Bank of England widely expected to hold 4% rate as inflation stays above target
Analysts anticipate no change at Thursday's rate decision, with inflation still running above target and food-price pressures easing only slowly.

The Bank of England is widely expected to hold the Bank Rate at 4% when the Monetary Policy Committee announces its decision on Thursday at 12:00 BST, with inflation still running above the 2% target.
At its August meeting the MPC cut the rate from 4.25% to 4%, its lowest level in more than two years. Official data released this week showed inflation at 3.8% in August, driven by higher food prices, underscoring why policymakers are reluctant to ease policy further. Analysts say the balance of risks remains tilted toward keeping policy tight for now.

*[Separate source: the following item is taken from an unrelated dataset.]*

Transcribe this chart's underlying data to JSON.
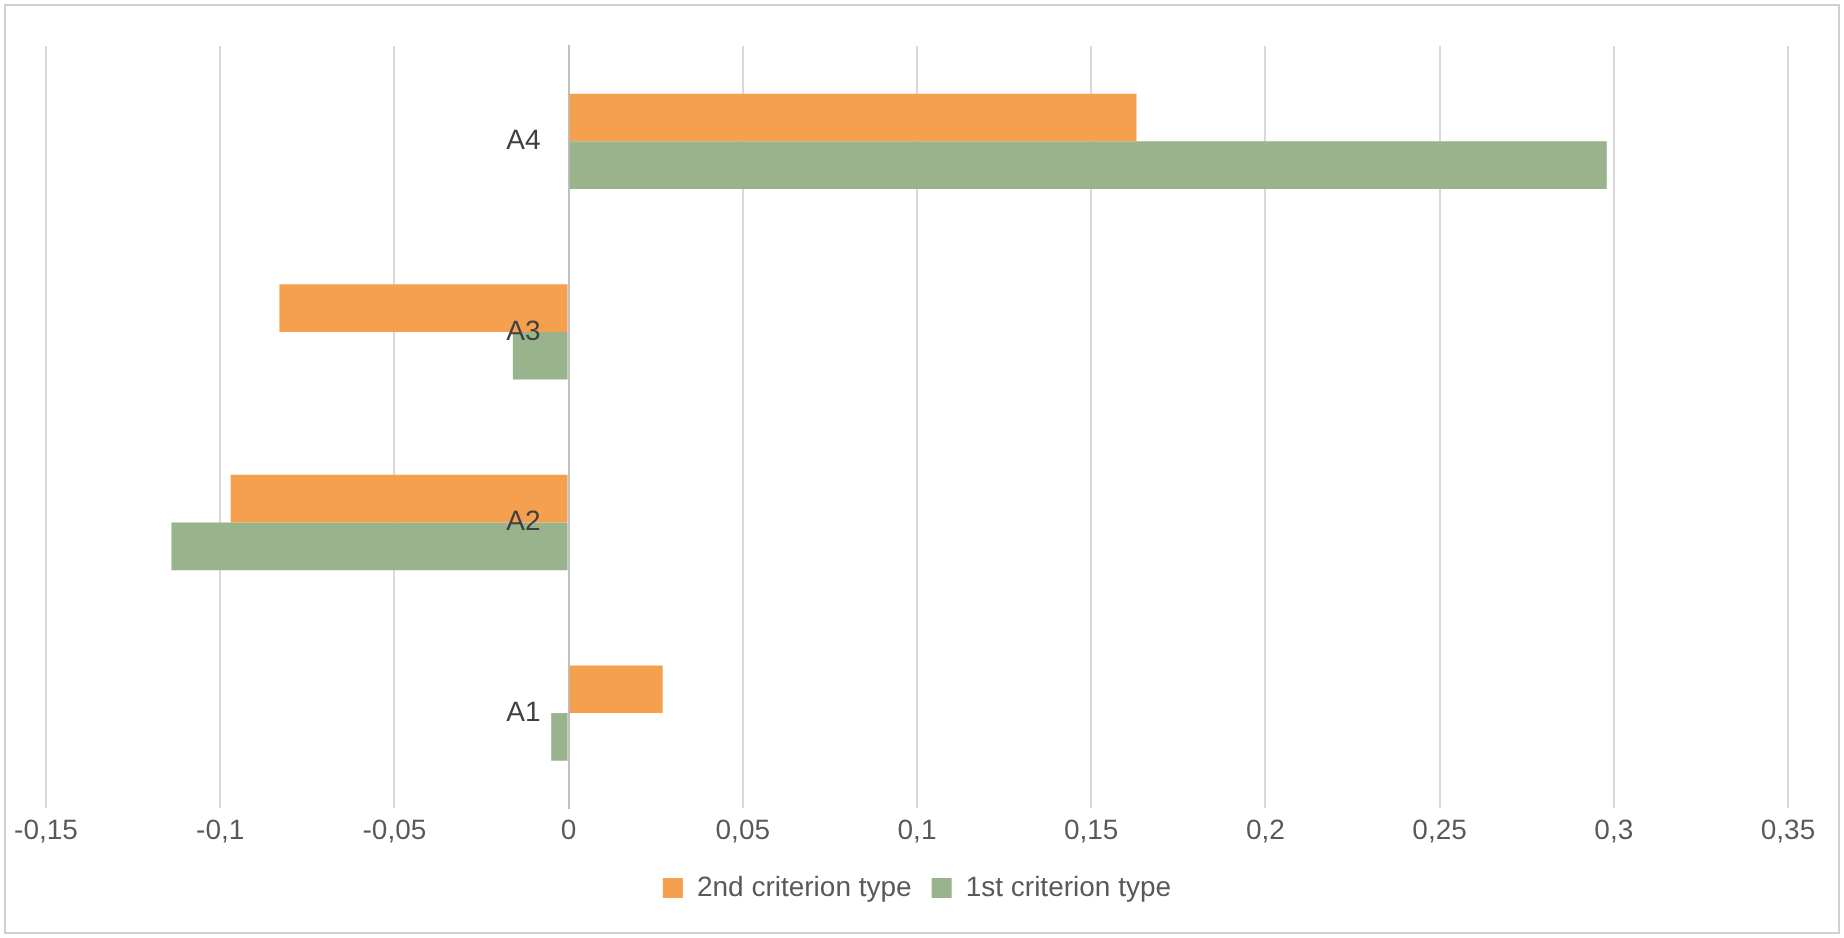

Last August, the decision to cut was described by Bank of England governor Andrew Bailey as finely balanced after a historic split vote among the nine MPC members. Thursday's vote is expected to be a straightforward hold, with no change anticipated, reflecting inflation still above target. If inflation moves closer to the target in coming months, a further easing could be possible later in the year, though the path remains uncertain.
The Bank Rate shapes the pricing of loans and savings, and lenders use the rate as a benchmark for new mortgage offers. Mortgage rates have edged down slightly since August, but further moves are uncertain. Analyst Rachel Springall of Moneyfacts said savers have seen returns fall and should consider switching to higher-yield accounts.

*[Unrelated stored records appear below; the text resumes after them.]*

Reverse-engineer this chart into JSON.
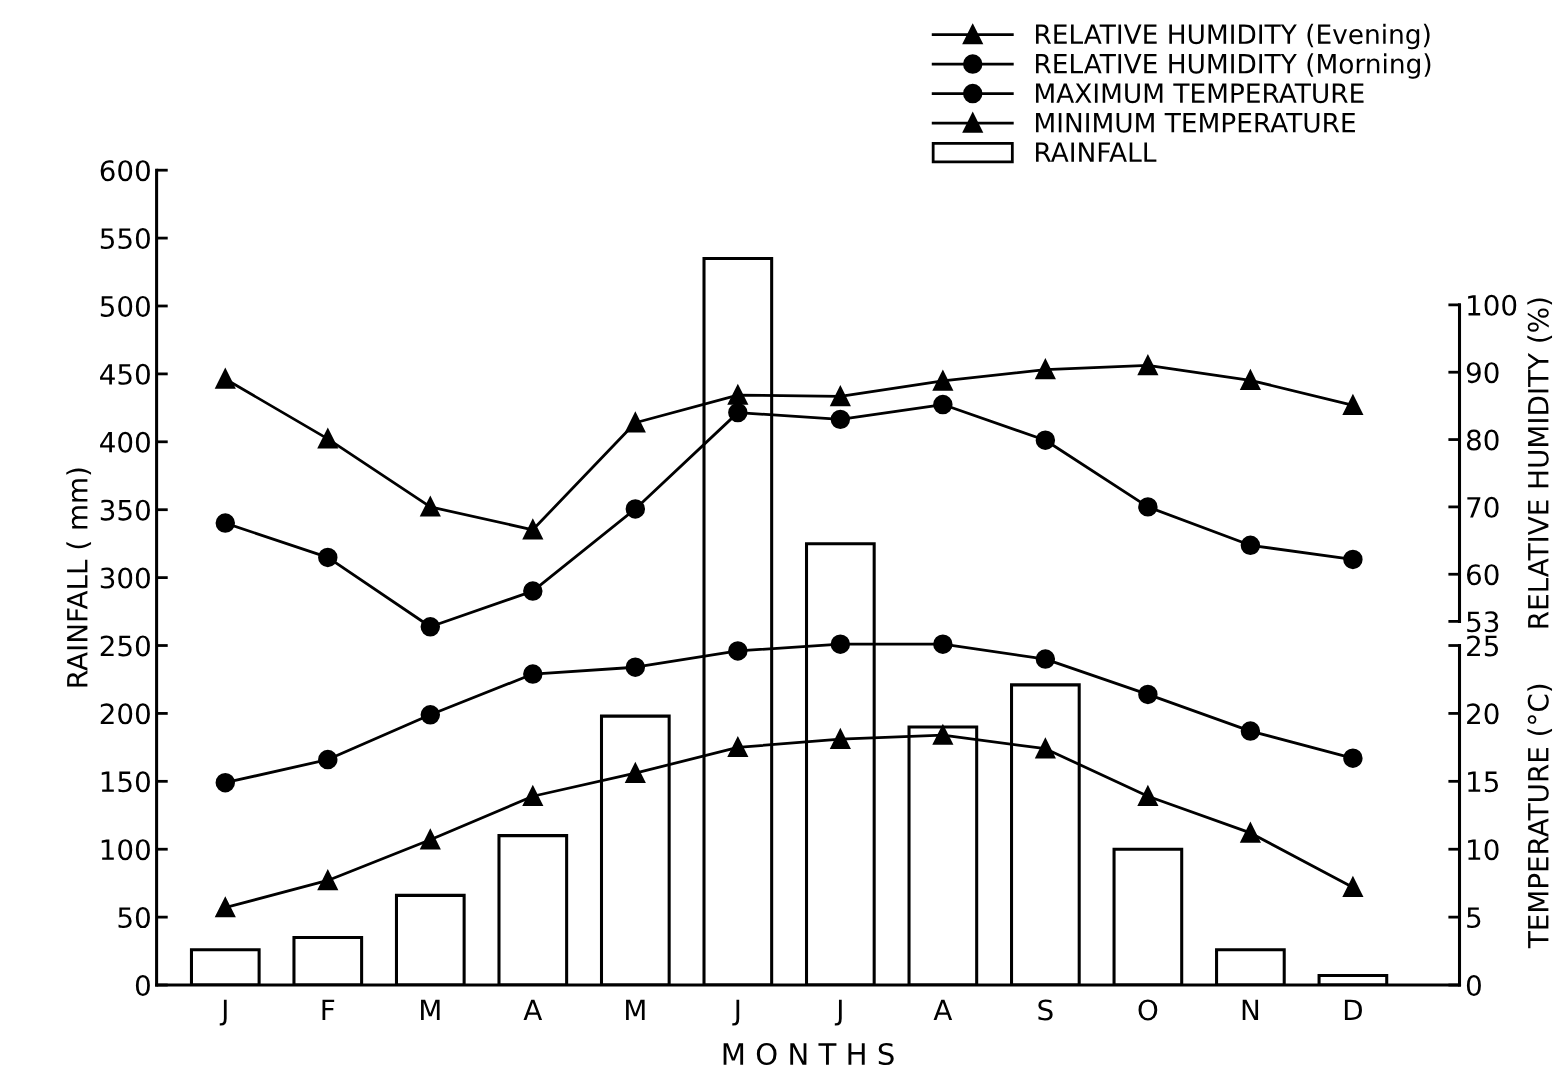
{
  "chart_data": {
    "type": "line",
    "xlabel": "M O N T H S",
    "ylabel": "RAINFALL ( mm)",
    "y2label": "RELATIVE HUMIDITY (%)",
    "y3label": "TEMPERATURE (°C)",
    "categories": [
      "J",
      "F",
      "M",
      "A",
      "M",
      "J",
      "J",
      "A",
      "S",
      "O",
      "N",
      "D"
    ],
    "ylim": [
      0,
      600
    ],
    "yticks": [
      0,
      50,
      100,
      150,
      200,
      250,
      300,
      350,
      400,
      450,
      500,
      550,
      600
    ],
    "y2lim": [
      -1,
      120
    ],
    "y2ticks": [
      53,
      60,
      70,
      80,
      90,
      100
    ],
    "y3lim": [
      0,
      60
    ],
    "y3ticks": [
      0,
      5,
      10,
      15,
      20,
      25
    ],
    "series": [
      {
        "name": "RELATIVE HUMIDITY (Evening)",
        "axis": "y2",
        "color": "#000000",
        "marker": "triangle",
        "values": [
          89.0,
          80.1,
          70.0,
          66.6,
          82.5,
          86.6,
          86.4,
          88.7,
          90.4,
          91.0,
          88.8,
          85.1
        ]
      },
      {
        "name": "RELATIVE HUMIDITY (Morning)",
        "axis": "y2",
        "color": "#000000",
        "marker": "circle",
        "values": [
          67.6,
          62.5,
          52.2,
          57.5,
          69.7,
          84.0,
          83.0,
          85.2,
          79.9,
          70.0,
          64.3,
          62.2
        ]
      },
      {
        "name": "MAXIMUM TEMPERATURE",
        "axis": "y3",
        "color": "#000000",
        "marker": "circle",
        "values": [
          14.9,
          16.6,
          19.9,
          22.9,
          23.4,
          24.6,
          25.1,
          25.1,
          24.0,
          21.4,
          18.7,
          16.7
        ]
      },
      {
        "name": "MINIMUM TEMPERATURE",
        "axis": "y3",
        "color": "#000000",
        "marker": "triangle",
        "values": [
          5.7,
          7.7,
          10.7,
          13.9,
          15.6,
          17.5,
          18.1,
          18.4,
          17.4,
          13.9,
          11.2,
          7.2
        ]
      },
      {
        "name": "RAINFALL",
        "type": "bar",
        "axis": "y",
        "color": "#ffffff",
        "values": [
          26,
          35,
          66,
          110,
          198,
          535,
          325,
          190,
          221,
          100,
          26,
          7
        ]
      }
    ],
    "legend": "top right",
    "grid": false,
    "line_style": "solid"
  }
}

Global context shows policy divergence and growth concerns. The government would like to see rates fall further to boost growth, but inflation risks remain. In the United States, the Federal Reserve cut rates to a range of 4% to 4.25% for the first time since December, while the European Central Bank held rates at 2%.
Markets will weigh the decision against data on inflation and the Budget due later this year. The central bank's stance suggests rates may stay on hold through the autumn, with the possibility of cuts if inflation cools.
For households, the outcome matters for mortgage commitments and savings returns, and the direction of rates remains a key driver of consumer finance costs.